Mateus Ferraz conta como
está se preparando para a Brasil Ride
por: Amanda Nero para webventure

Mateus na Brasil Ride de 2010
Foto: Daniel Costa / Webventure
Mateus Ferraz Gil, 31 anos, conhecido pelos excelentes
resultados nas corridas de aventura, ultimamente anda pedalando –
e muito – em sua mountain bike. Ele está em plena preparação
para a próximo Brasil Ride, ultramaratona que acontece entre
23 e 29 de outubro, na Chapada Diamantina (BA).
E o atleta vai dar trabalho: depois de correr a prova sem pretensões
em 2010, este ano ele fará dupla com ninguém menos que
a alemã Ivonne Kraft, campeão da última edição,
ao lado da portuguesa Celina Carpinteiro.

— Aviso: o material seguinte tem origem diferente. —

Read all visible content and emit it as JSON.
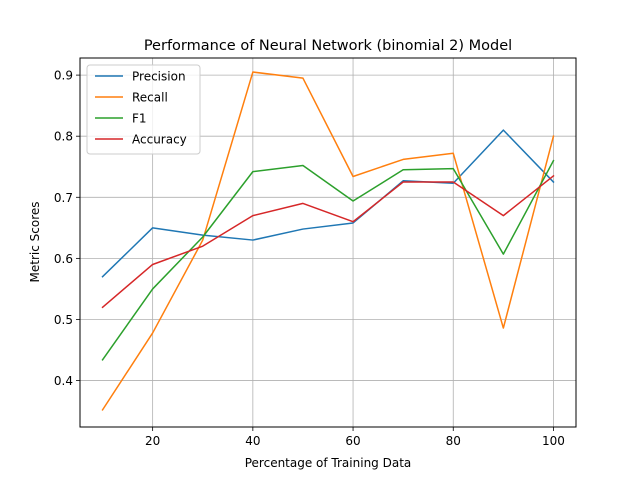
{
  "chart_data": {
    "type": "line",
    "title": "Performance of Neural Network (binomial 2) Model",
    "xlabel": "Percentage of Training Data",
    "ylabel": "Metric Scores",
    "x": [
      10,
      20,
      30,
      40,
      50,
      60,
      70,
      80,
      90,
      100
    ],
    "xticks": [
      "20",
      "40",
      "60",
      "80",
      "100"
    ],
    "yticks": [
      "0.4",
      "0.5",
      "0.6",
      "0.7",
      "0.8",
      "0.9"
    ],
    "xlim": [
      5.5,
      104.5
    ],
    "ylim": [
      0.324,
      0.928
    ],
    "grid": true,
    "legend_position": "top-left",
    "series": [
      {
        "name": "Precision",
        "color": "#1f77b4",
        "values": [
          0.57,
          0.65,
          0.638,
          0.63,
          0.648,
          0.658,
          0.727,
          0.723,
          0.81,
          0.725
        ]
      },
      {
        "name": "Recall",
        "color": "#ff7f0e",
        "values": [
          0.352,
          0.478,
          0.63,
          0.905,
          0.895,
          0.734,
          0.762,
          0.772,
          0.486,
          0.8
        ]
      },
      {
        "name": "F1",
        "color": "#2ca02c",
        "values": [
          0.434,
          0.55,
          0.635,
          0.742,
          0.752,
          0.694,
          0.745,
          0.747,
          0.607,
          0.76
        ]
      },
      {
        "name": "Accuracy",
        "color": "#d62728",
        "values": [
          0.52,
          0.59,
          0.62,
          0.67,
          0.69,
          0.66,
          0.725,
          0.725,
          0.67,
          0.735
        ]
      }
    ]
  }
}
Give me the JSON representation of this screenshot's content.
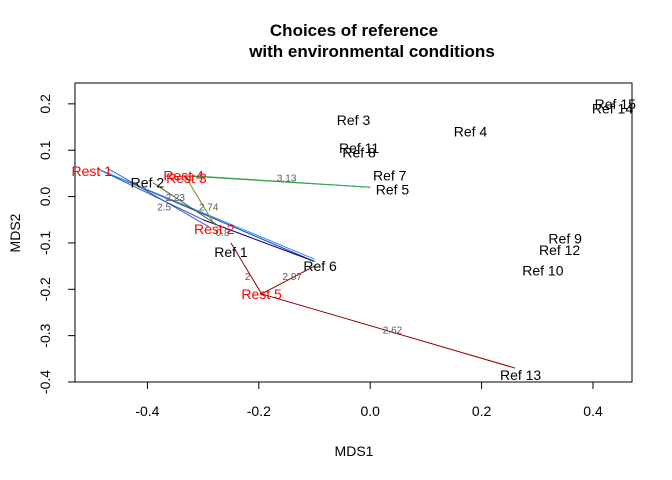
{
  "chart_data": {
    "type": "scatter",
    "title": "Choices of reference",
    "subtitle": "with environmental conditions",
    "xlabel": "MDS1",
    "ylabel": "MDS2",
    "xlim": [
      -0.53,
      0.47
    ],
    "ylim": [
      -0.4,
      0.245
    ],
    "xticks": [
      -0.4,
      -0.2,
      0.0,
      0.2,
      0.4
    ],
    "xtick_labels": [
      "-0.4",
      "-0.2",
      "0.0",
      "0.2",
      "0.4"
    ],
    "yticks": [
      -0.4,
      -0.3,
      -0.2,
      -0.1,
      0.0,
      0.1,
      0.2
    ],
    "ytick_labels": [
      "-0.4",
      "-0.3",
      "-0.2",
      "-0.1",
      "0.0",
      "0.1",
      "0.2"
    ],
    "grid": false,
    "points": [
      {
        "label": "Rest 1",
        "x": -0.5,
        "y": 0.055,
        "group": "rest"
      },
      {
        "label": "Rest 2",
        "x": -0.28,
        "y": -0.07,
        "group": "rest"
      },
      {
        "label": "Rest 3",
        "x": -0.33,
        "y": 0.04,
        "group": "rest"
      },
      {
        "label": "Rest 4",
        "x": -0.335,
        "y": 0.045,
        "group": "rest"
      },
      {
        "label": "Rest 5",
        "x": -0.195,
        "y": -0.21,
        "group": "rest"
      },
      {
        "label": "Ref 1",
        "x": -0.25,
        "y": -0.12,
        "group": "ref"
      },
      {
        "label": "Ref 2",
        "x": -0.4,
        "y": 0.03,
        "group": "ref"
      },
      {
        "label": "Ref 3",
        "x": -0.03,
        "y": 0.165,
        "group": "ref"
      },
      {
        "label": "Ref 4",
        "x": 0.18,
        "y": 0.14,
        "group": "ref"
      },
      {
        "label": "Ref 5",
        "x": 0.04,
        "y": 0.015,
        "group": "ref"
      },
      {
        "label": "Ref 6",
        "x": -0.09,
        "y": -0.15,
        "group": "ref"
      },
      {
        "label": "Ref 7",
        "x": 0.035,
        "y": 0.045,
        "group": "ref"
      },
      {
        "label": "Ref 8",
        "x": -0.02,
        "y": 0.095,
        "group": "ref"
      },
      {
        "label": "Ref 9",
        "x": 0.35,
        "y": -0.09,
        "group": "ref"
      },
      {
        "label": "Ref 10",
        "x": 0.31,
        "y": -0.16,
        "group": "ref"
      },
      {
        "label": "Ref 11",
        "x": -0.02,
        "y": 0.105,
        "group": "ref"
      },
      {
        "label": "Ref 12",
        "x": 0.34,
        "y": -0.115,
        "group": "ref"
      },
      {
        "label": "Ref 13",
        "x": 0.27,
        "y": -0.385,
        "group": "ref"
      },
      {
        "label": "Ref 14",
        "x": 0.435,
        "y": 0.19,
        "group": "ref"
      },
      {
        "label": "Ref 15",
        "x": 0.44,
        "y": 0.2,
        "group": "ref"
      }
    ],
    "edges": [
      {
        "from": [
          -0.49,
          0.06
        ],
        "to": [
          -0.3,
          -0.05
        ],
        "color": "#4060a0",
        "label": ""
      },
      {
        "from": [
          -0.49,
          0.06
        ],
        "to": [
          -0.1,
          -0.14
        ],
        "color": "#2040a0",
        "label": ""
      },
      {
        "from": [
          -0.49,
          0.06
        ],
        "to": [
          -0.1,
          -0.135
        ],
        "color": "#1e90ff",
        "label": "2.5",
        "label_pos": [
          -0.37,
          -0.03
        ]
      },
      {
        "from": [
          -0.47,
          0.06
        ],
        "to": [
          -0.29,
          -0.065
        ],
        "color": "#3a5fcd",
        "label": "2.23",
        "label_pos": [
          -0.35,
          -0.01
        ]
      },
      {
        "from": [
          -0.3,
          -0.05
        ],
        "to": [
          -0.1,
          -0.14
        ],
        "color": "#000080",
        "label": "",
        "label_pos": [
          -0.19,
          -0.11
        ]
      },
      {
        "from": [
          -0.335,
          0.045
        ],
        "to": [
          0.0,
          0.02
        ],
        "color": "#228b22",
        "label": "3.13",
        "label_pos": [
          -0.15,
          0.032
        ]
      },
      {
        "from": [
          -0.32,
          0.045
        ],
        "to": [
          0.0,
          0.02
        ],
        "color": "#32a852",
        "label": "",
        "label_pos": [
          -0.36,
          0.043
        ]
      },
      {
        "from": [
          -0.33,
          0.04
        ],
        "to": [
          -0.28,
          -0.06
        ],
        "color": "#6b8e23",
        "label": "0.8",
        "label_pos": [
          -0.265,
          -0.085
        ]
      },
      {
        "from": [
          -0.39,
          0.03
        ],
        "to": [
          -0.27,
          -0.065
        ],
        "color": "#556b2f",
        "label": "2.74",
        "label_pos": [
          -0.29,
          -0.03
        ]
      },
      {
        "from": [
          -0.25,
          -0.1
        ],
        "to": [
          -0.195,
          -0.21
        ],
        "color": "#8b0000",
        "label": "2",
        "label_pos": [
          -0.22,
          -0.18
        ]
      },
      {
        "from": [
          -0.195,
          -0.21
        ],
        "to": [
          -0.1,
          -0.15
        ],
        "color": "#8b0000",
        "label": "2.97",
        "label_pos": [
          -0.14,
          -0.18
        ]
      },
      {
        "from": [
          -0.195,
          -0.21
        ],
        "to": [
          0.26,
          -0.37
        ],
        "color": "#8b0000",
        "label": "2.62",
        "label_pos": [
          0.04,
          -0.295
        ]
      }
    ]
  },
  "colors": {
    "rest_label": "#ff0000",
    "ref_label": "#000000",
    "axis": "#000000"
  }
}
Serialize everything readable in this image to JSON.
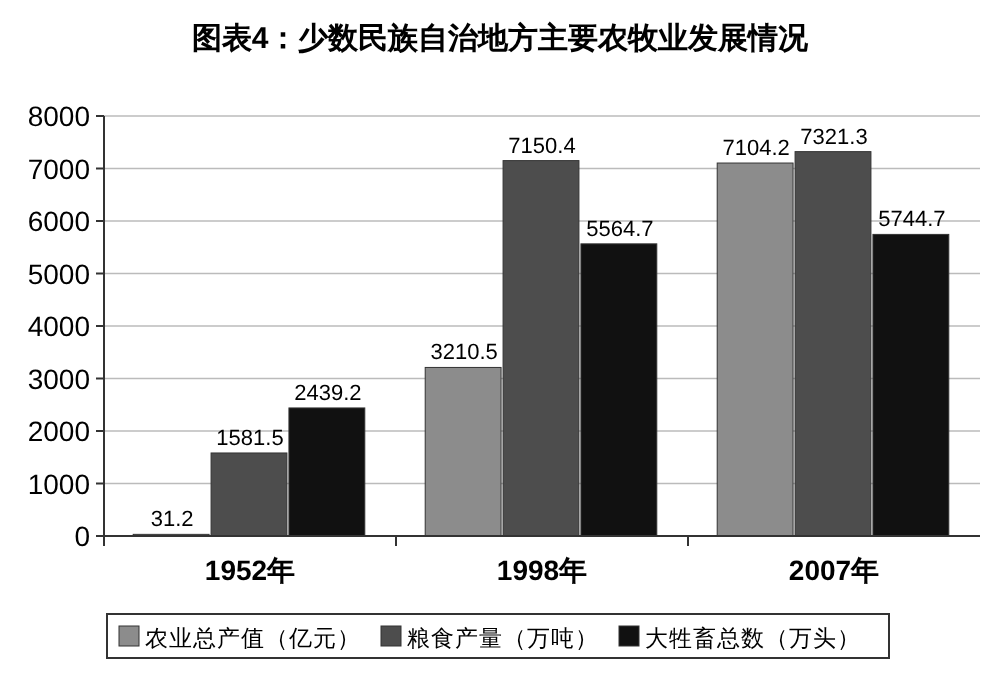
{
  "chart_data": {
    "type": "bar",
    "title": "图表4：少数民族自治地方主要农牧业发展情况",
    "categories": [
      "1952年",
      "1998年",
      "2007年"
    ],
    "series": [
      {
        "name": "农业总产值（亿元）",
        "color": "#8c8c8c",
        "values": [
          31.2,
          3210.5,
          7104.2
        ]
      },
      {
        "name": "粮食产量（万吨）",
        "color": "#4d4d4d",
        "values": [
          1581.5,
          7150.4,
          7321.3
        ]
      },
      {
        "name": "大牲畜总数（万头）",
        "color": "#111111",
        "values": [
          2439.2,
          5564.7,
          5744.7
        ]
      }
    ],
    "ylim": [
      0,
      8000
    ],
    "yticks": [
      0,
      1000,
      2000,
      3000,
      4000,
      5000,
      6000,
      7000,
      8000
    ],
    "grid": "y",
    "legend": "bottom",
    "data_labels": true
  }
}
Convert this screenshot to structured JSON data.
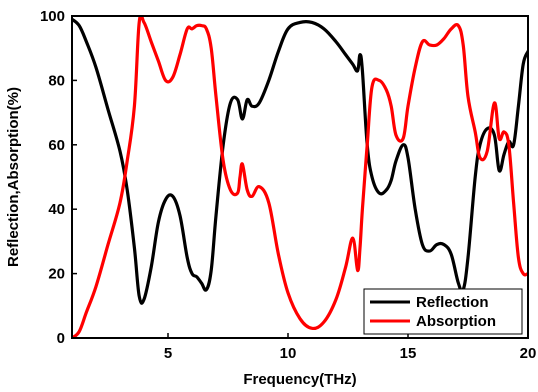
{
  "chart_data": {
    "type": "line",
    "title": "",
    "xlabel": "Frequency(THz)",
    "ylabel": "Reflection,Absorption(%)",
    "xlim": [
      1,
      20
    ],
    "ylim": [
      0,
      100
    ],
    "xticks": [
      5,
      10,
      15,
      20
    ],
    "yticks": [
      0,
      20,
      40,
      60,
      80,
      100
    ],
    "grid": false,
    "legend_position": "bottom-right",
    "series": [
      {
        "name": "Reflection",
        "color": "#000000",
        "x": [
          1.0,
          1.3,
          1.6,
          2.0,
          2.5,
          3.0,
          3.3,
          3.6,
          3.8,
          4.0,
          4.3,
          4.6,
          4.9,
          5.2,
          5.5,
          5.8,
          6.0,
          6.2,
          6.4,
          6.6,
          6.8,
          7.0,
          7.3,
          7.6,
          7.9,
          8.1,
          8.3,
          8.5,
          8.8,
          9.2,
          9.6,
          10.0,
          10.5,
          11.0,
          11.5,
          12.0,
          12.4,
          12.7,
          12.9,
          13.0,
          13.1,
          13.3,
          13.5,
          13.8,
          14.1,
          14.3,
          14.5,
          14.8,
          15.0,
          15.3,
          15.6,
          15.9,
          16.2,
          16.5,
          16.8,
          17.1,
          17.3,
          17.5,
          17.8,
          18.0,
          18.3,
          18.6,
          18.8,
          19.0,
          19.2,
          19.4,
          19.6,
          19.8,
          20.0
        ],
        "y": [
          99,
          97,
          92,
          84,
          71,
          58,
          46,
          28,
          13,
          12,
          22,
          36,
          43,
          44,
          38,
          25,
          20,
          19,
          17,
          15,
          21,
          38,
          60,
          73,
          74,
          68,
          74,
          72,
          73,
          80,
          89,
          96,
          98,
          98,
          96,
          92,
          88,
          85,
          83,
          88,
          83,
          60,
          50,
          45,
          46,
          49,
          55,
          60,
          56,
          40,
          29,
          27,
          29,
          29,
          26,
          17,
          15,
          25,
          50,
          60,
          65,
          63,
          52,
          57,
          61,
          60,
          72,
          85,
          89
        ]
      },
      {
        "name": "Absorption",
        "color": "#ff0000",
        "x": [
          1.0,
          1.3,
          1.6,
          2.0,
          2.5,
          3.0,
          3.3,
          3.6,
          3.8,
          4.0,
          4.3,
          4.6,
          4.9,
          5.2,
          5.5,
          5.8,
          6.0,
          6.2,
          6.4,
          6.6,
          6.8,
          7.0,
          7.3,
          7.6,
          7.9,
          8.0,
          8.1,
          8.3,
          8.5,
          8.8,
          9.2,
          9.6,
          10.0,
          10.5,
          11.0,
          11.5,
          12.0,
          12.4,
          12.7,
          12.9,
          13.0,
          13.1,
          13.3,
          13.5,
          13.8,
          14.1,
          14.3,
          14.5,
          14.8,
          15.0,
          15.3,
          15.6,
          15.9,
          16.2,
          16.5,
          16.8,
          17.1,
          17.3,
          17.5,
          17.8,
          18.0,
          18.3,
          18.6,
          18.8,
          19.0,
          19.2,
          19.4,
          19.6,
          19.8,
          20.0
        ],
        "y": [
          0,
          2,
          8,
          16,
          29,
          42,
          55,
          72,
          98,
          98,
          92,
          86,
          80,
          81,
          88,
          96,
          96,
          97,
          97,
          96,
          90,
          75,
          55,
          46,
          45,
          50,
          54,
          46,
          44,
          47,
          42,
          26,
          14,
          6,
          3,
          5,
          12,
          22,
          31,
          21,
          28,
          40,
          60,
          78,
          80,
          77,
          72,
          63,
          62,
          72,
          84,
          92,
          91,
          91,
          93,
          96,
          97,
          91,
          75,
          64,
          56,
          58,
          73,
          62,
          64,
          60,
          42,
          25,
          20,
          20
        ]
      }
    ]
  }
}
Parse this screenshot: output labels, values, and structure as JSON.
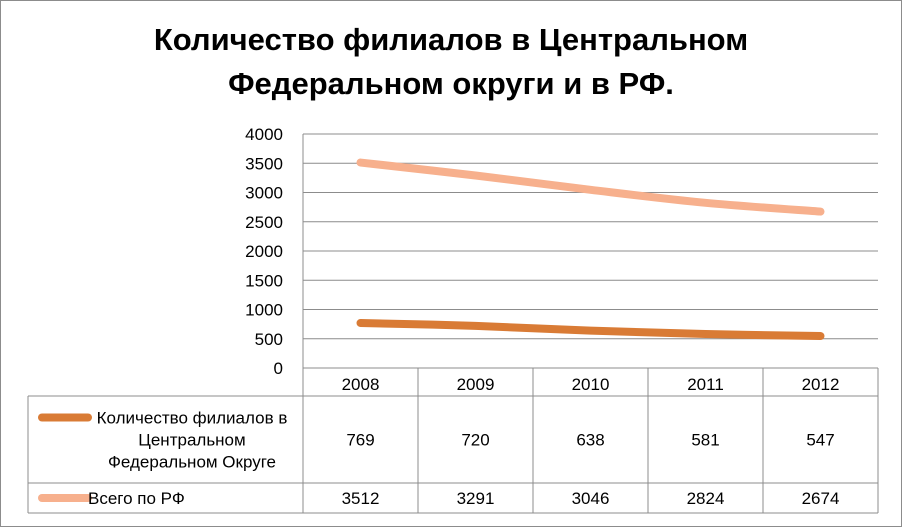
{
  "chart_data": {
    "type": "line",
    "title_line1": "Количество филиалов в Центральном",
    "title_line2": "Федеральном округи и в РФ.",
    "categories": [
      "2008",
      "2009",
      "2010",
      "2011",
      "2012"
    ],
    "ylim": [
      0,
      4000
    ],
    "y_ticks": [
      "0",
      "500",
      "1000",
      "1500",
      "2000",
      "2500",
      "3000",
      "3500",
      "4000"
    ],
    "grid": true,
    "legend_placement": "data table below plot",
    "series": [
      {
        "name": "Количество филиалов в Центральном Федеральном Округе",
        "name_lines": [
          "Количество филиалов в",
          "Центральном",
          "Федеральном Округе"
        ],
        "values": [
          769,
          720,
          638,
          581,
          547
        ],
        "labels": [
          "769",
          "720",
          "638",
          "581",
          "547"
        ],
        "color": "#d97b35"
      },
      {
        "name": "Всего по РФ",
        "name_lines": [
          "Всего по РФ"
        ],
        "values": [
          3512,
          3291,
          3046,
          2824,
          2674
        ],
        "labels": [
          "3512",
          "3291",
          "3046",
          "2824",
          "2674"
        ],
        "color": "#f7b08d"
      }
    ]
  }
}
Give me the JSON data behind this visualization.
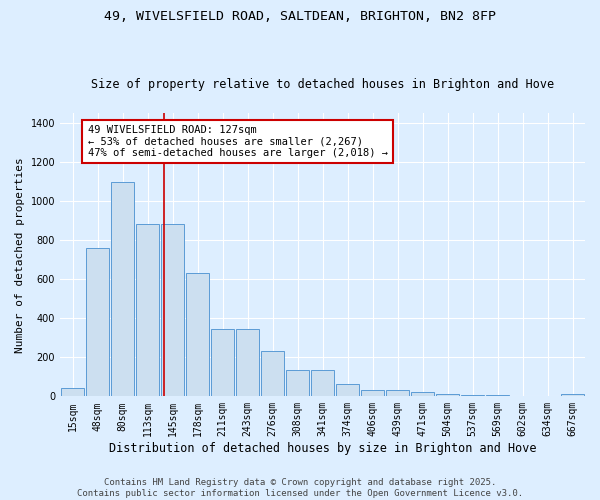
{
  "title1": "49, WIVELSFIELD ROAD, SALTDEAN, BRIGHTON, BN2 8FP",
  "title2": "Size of property relative to detached houses in Brighton and Hove",
  "xlabel": "Distribution of detached houses by size in Brighton and Hove",
  "ylabel": "Number of detached properties",
  "categories": [
    "15sqm",
    "48sqm",
    "80sqm",
    "113sqm",
    "145sqm",
    "178sqm",
    "211sqm",
    "243sqm",
    "276sqm",
    "308sqm",
    "341sqm",
    "374sqm",
    "406sqm",
    "439sqm",
    "471sqm",
    "504sqm",
    "537sqm",
    "569sqm",
    "602sqm",
    "634sqm",
    "667sqm"
  ],
  "values": [
    45,
    760,
    1095,
    880,
    880,
    630,
    345,
    345,
    230,
    135,
    135,
    65,
    30,
    30,
    20,
    10,
    5,
    5,
    0,
    2,
    10
  ],
  "bar_color": "#ccdff0",
  "bar_edge_color": "#5b9bd5",
  "bg_color": "#ddeeff",
  "grid_color": "#ffffff",
  "vline_x": 3.65,
  "vline_color": "#cc0000",
  "annotation_text": "49 WIVELSFIELD ROAD: 127sqm\n← 53% of detached houses are smaller (2,267)\n47% of semi-detached houses are larger (2,018) →",
  "annotation_box_color": "#ffffff",
  "annotation_box_edge": "#cc0000",
  "footnote": "Contains HM Land Registry data © Crown copyright and database right 2025.\nContains public sector information licensed under the Open Government Licence v3.0.",
  "ylim": [
    0,
    1450
  ],
  "title1_fontsize": 9.5,
  "title2_fontsize": 8.5,
  "xlabel_fontsize": 8.5,
  "ylabel_fontsize": 8,
  "tick_fontsize": 7,
  "annotation_fontsize": 7.5,
  "footnote_fontsize": 6.5
}
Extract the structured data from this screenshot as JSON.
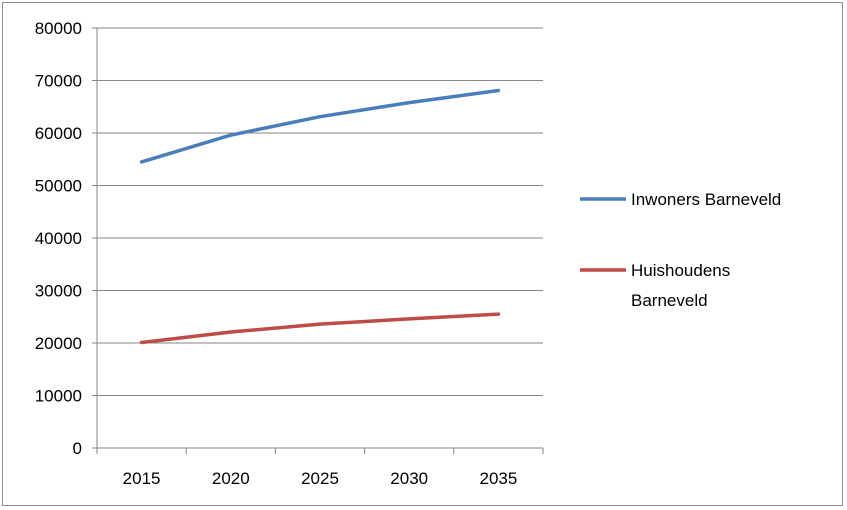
{
  "chart_data": {
    "type": "line",
    "title": "",
    "xlabel": "",
    "ylabel": "",
    "categories": [
      "2015",
      "2020",
      "2025",
      "2030",
      "2035"
    ],
    "ylim": [
      0,
      80000
    ],
    "yticks": [
      "0",
      "10000",
      "20000",
      "30000",
      "40000",
      "50000",
      "60000",
      "70000",
      "80000"
    ],
    "grid": true,
    "legend_position": "right",
    "series": [
      {
        "name": "Inwoners Barneveld",
        "name_lines": [
          "Inwoners Barneveld"
        ],
        "color": "#4a7ebb",
        "values": [
          54500,
          59600,
          63100,
          65800,
          68100
        ]
      },
      {
        "name": "Huishoudens Barneveld",
        "name_lines": [
          "Huishoudens",
          "Barneveld"
        ],
        "color": "#be4b48",
        "values": [
          20100,
          22100,
          23600,
          24600,
          25500
        ]
      }
    ]
  }
}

Mas quem conhece Mateus, sabe que quem tirou a sorte grande foi a gringa:
a força física do brasuca é proporcional ao seu
estilo gente boa de ser.
A seguir, o piracicabano radicado na capital de São
Paulo conta como surgiu a superdupla, fala dos treinos (andar no vácuo
de uma moto é um deles), das expectativas de pedalar 585 quilômetros
sob o desértico calor da Chapada e da relação com
a sua namorada-treinadora, Adriana Nascimento, atleta que também
estará na Brasil Ride.
O convite para a prova
“Quando corri em 2010, já sabia que não iria brigar
pelo resultado, por causa do histórico da minha dupla, que não
era biker profissional. Como ela teve de abandonar a prova no terceiro
dia, por causa de problemas intestinais, eu acabei pedalando sozinho
nos últimos três dias, conseguindo chegar entre os cinco
primeiros na geral. Daí o Mário Roma (organizador do Brasil
Ride) enxergou o meu potencial e me chamou para correr este ano em sua
equipe Brasil Soul MTB Team. E como ele queria uma mulher forte para
a minha dupla, falou com a Ivonne, que topou. Agora estou aqui, para
brigar pelo resultado.”
A parceira alemã
“Nunca pedalamos juntos. Não sei como será o entrosamento.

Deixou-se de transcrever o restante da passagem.